My strategy had worked over the years, and with studies now showing that around 90% of B2B purchasing starts with online research, it was only ever going to get more relevant. This being the case, the alarm bells first rang for me when the marketing manager issued their first draft marketing plan in the autumn of last year, and gone was my strategy – it didn’t even figure on a second tier level. Instead, the central strategy was about building brand awareness – so in other words when you were suddenly in the market for a 20 metre long automated sliding gate, you’d know where to come. Problem is of course that nobody gives a damn about non-aspirational product and the brands that sell them until they actually need them (B2B or B2C markets), and all the outbound tactics proposed were never going to change that. And the alarm bells rang even louder for me – and for the business owner – when the marketing manager not only refused to budge and instead stuck with their preferred plan, but was unwilling to listen to the help and advice I was providing. Talk about dig your own grave.
But now for the good news: Along with delivering a rather excellent marketing plan for each of the four divisions (dare I say so myself), I found my first choice of marketing manager was still available. So now they’re now in place and doing a fine job.
Although, typically, I’m not terribly good and admitting fault, I have done in this case and have learnt a lesson from the original recruitment process. Okay I’ve been able to say that the person wasn’t my first choice, but that original decision was fairly close-run and certainly I didn’t try to talk the business owner out of his preferred choice (my first was actually his second). So how did I get it so wrong and not be able to work out that the person we were appointing wouldn’t be able to see their way around a Google Analytics dashboard, or, more to the point, feel the need to do so? Well the simple truth is that the two interviews I had with them were on Skype and not in person, and this because they were unable to make the day I was doing first interviews, and we lived more than 500 miles apart – not that this should have been an excuse for either party. I was pretty-much taken in by the person, but when I did eventually meet them in person some 9 months after they joined my client, I could see in under 10 minutes that they were hopelessly out of their depth – a conclusion the business owner had already reached months before. I was also taken in by an impressive CV, plus the assurances of the owner of the specialist recruitment agency who had strongly recommended the individual.

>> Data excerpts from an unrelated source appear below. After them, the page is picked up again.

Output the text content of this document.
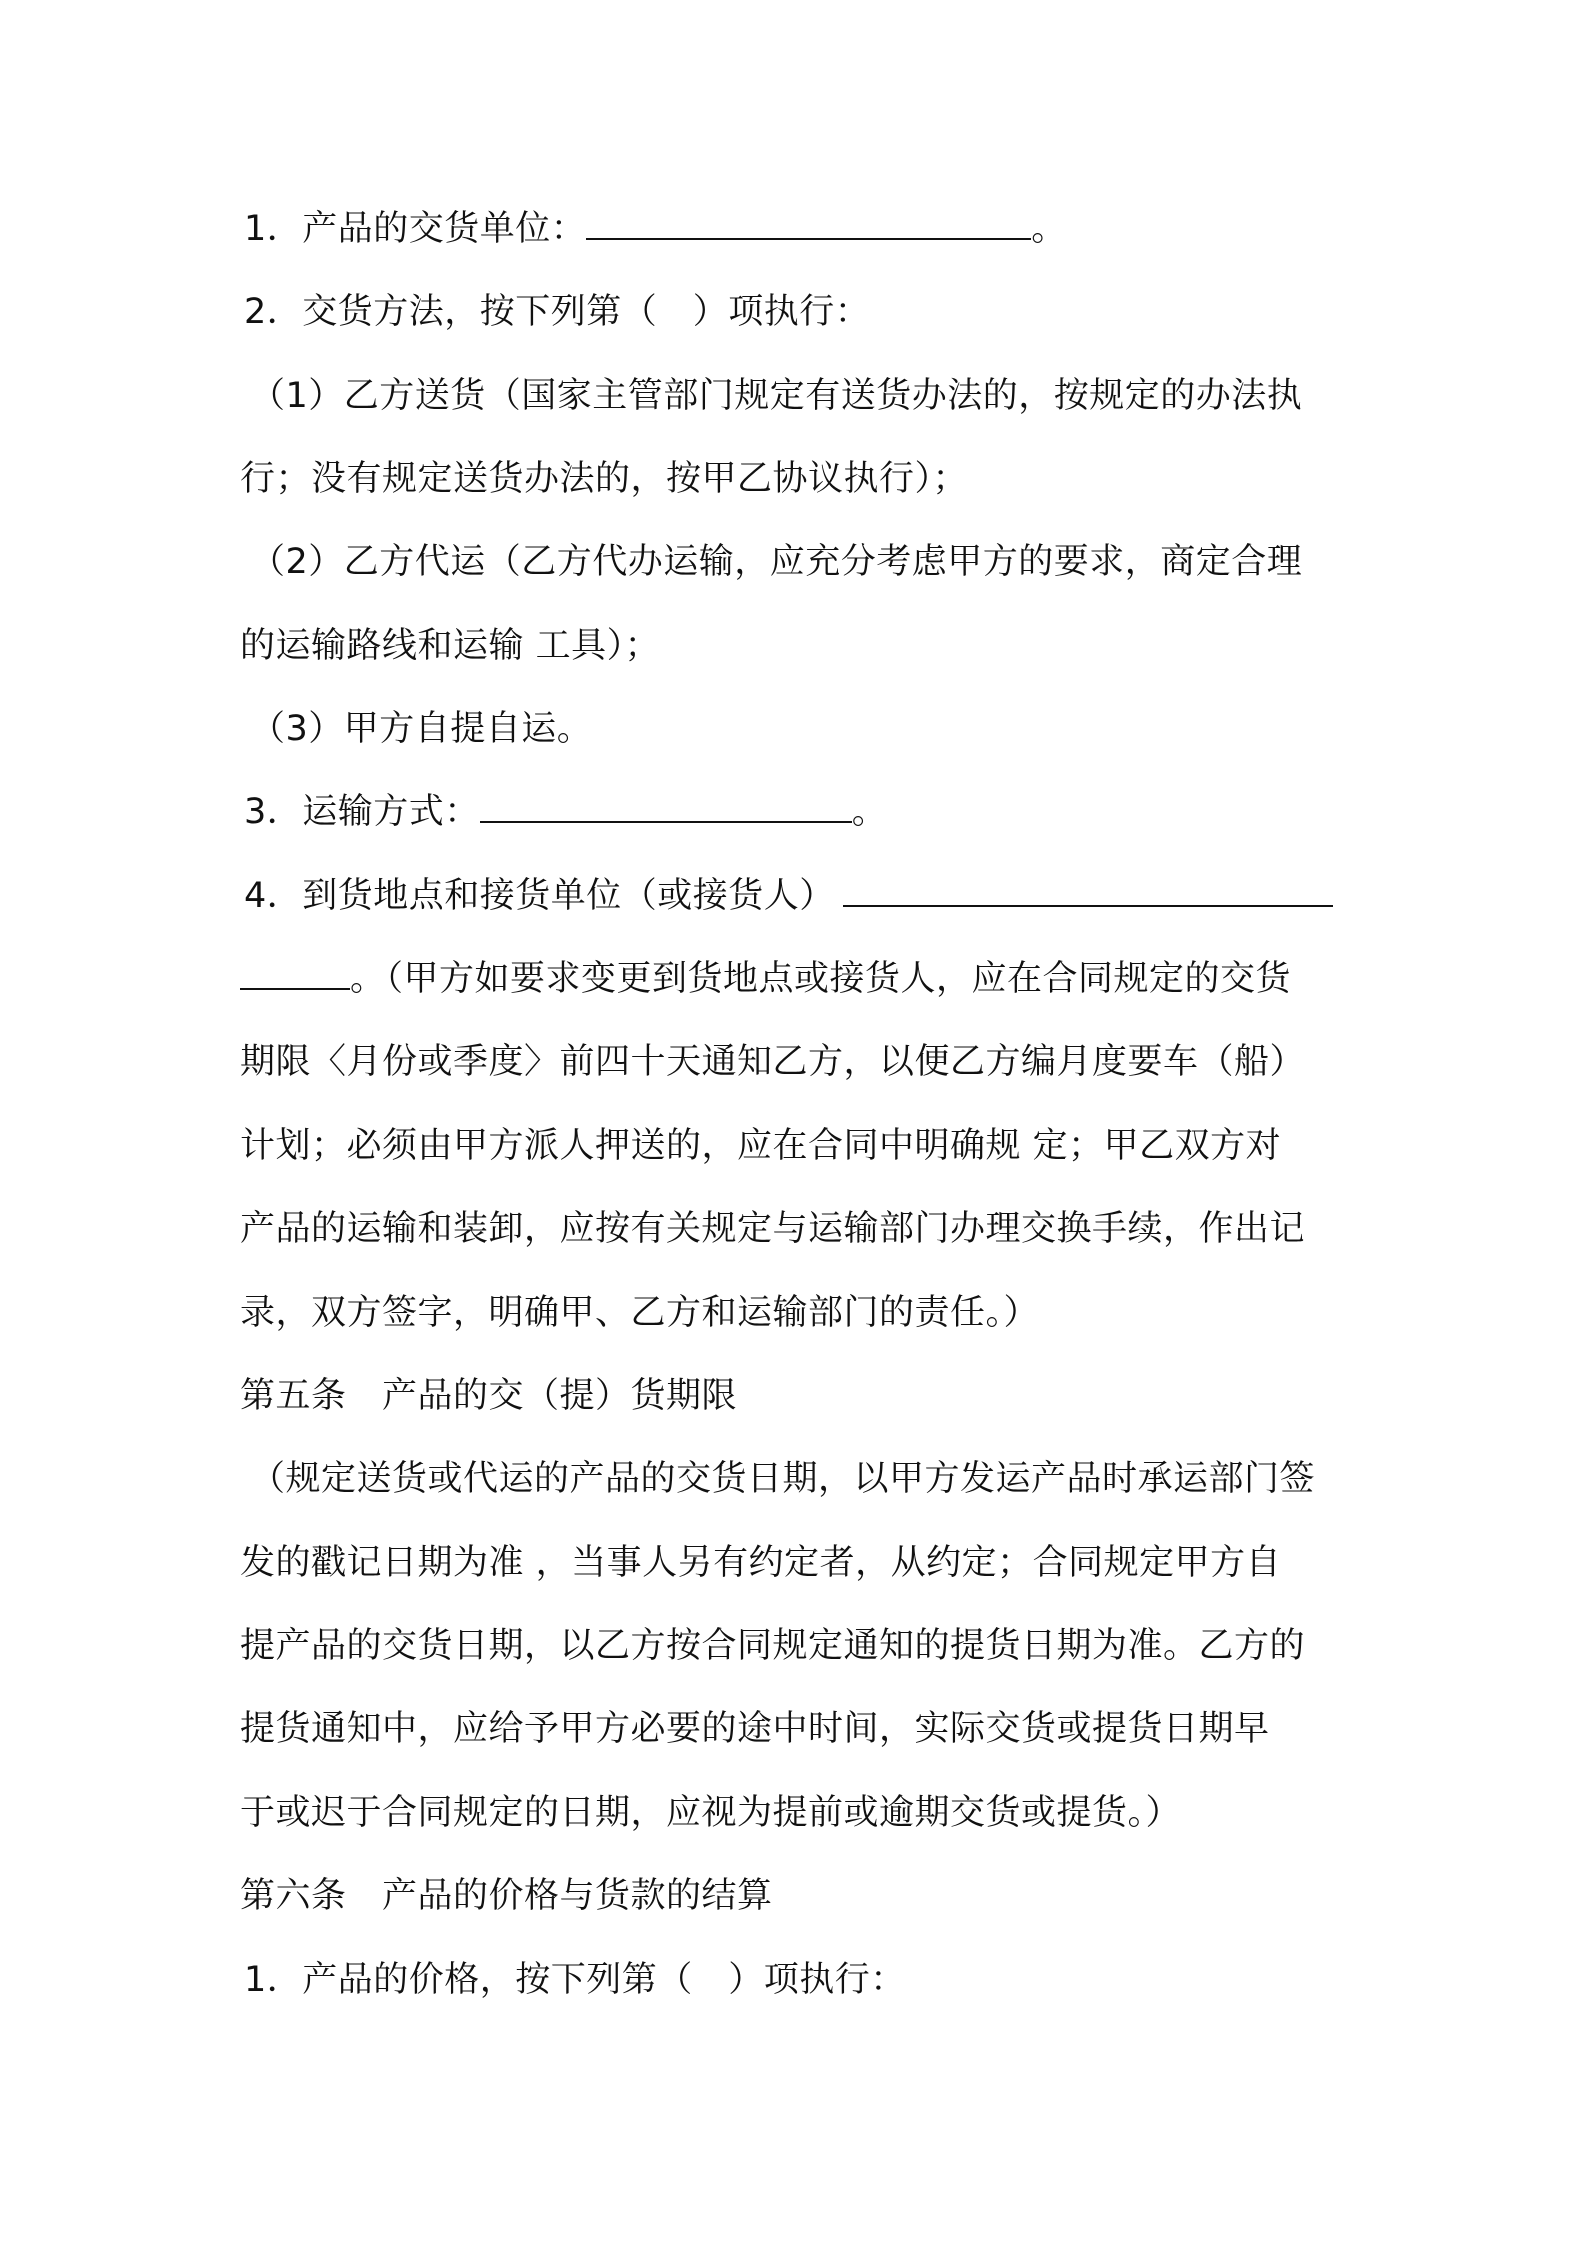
1．产品的交货单位：	。
2．交货方法，按下列第（　）项执行：
（1）乙方送货（国家主管部门规定有送货办法的，按规定的办法执
行；没有规定送货办法的，按甲乙协议执行）；
（2）乙方代运（乙方代办运输，应充分考虑甲方的要求，商定合理
的运输路线和运输 工具）；
（3）甲方自提自运。
3．运输方式：	。
4．到货地点和接货单位（或接货人）
。（甲方如要求变更到货地点或接货人，应在合同规定的交货
期限〈月份或季度〉前四十天通知乙方，以便乙方编月度要车（船）
计划；必须由甲方派人押送的，应在合同中明确规 定；甲乙双方对
产品的运输和装卸，应按有关规定与运输部门办理交换手续，作出记
录，双方签字，明确甲、乙方和运输部门的责任。）
第五条　产品的交（提）货期限
（规定送货或代运的产品的交货日期，以甲方发运产品时承运部门签
发的戳记日期为准 ，当事人另有约定者，从约定；合同规定甲方自
提产品的交货日期，以乙方按合同规定通知的提货日期为准。乙方的
提货通知中，应给予甲方必要的途中时间，实际交货或提货日期早
于或迟于合同规定的日期，应视为提前或逾期交货或提货。）
第六条　产品的价格与货款的结算
1．产品的价格，按下列第（　）项执行：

So a harsh lesson for me, and never again will I make judgment on a person’s suitability for a job role based on a few Skype calls, a glossy CV and the words of a recruitment agency owner. I also hope the experience has been an important lesson to the now-departed marketing manager, because although it just about might be okay to get yourself into a job you’re not able to fully do, it absolutely isn’t okay to then take a stance of stubbornness to the point that you’re not willing to listen and learn.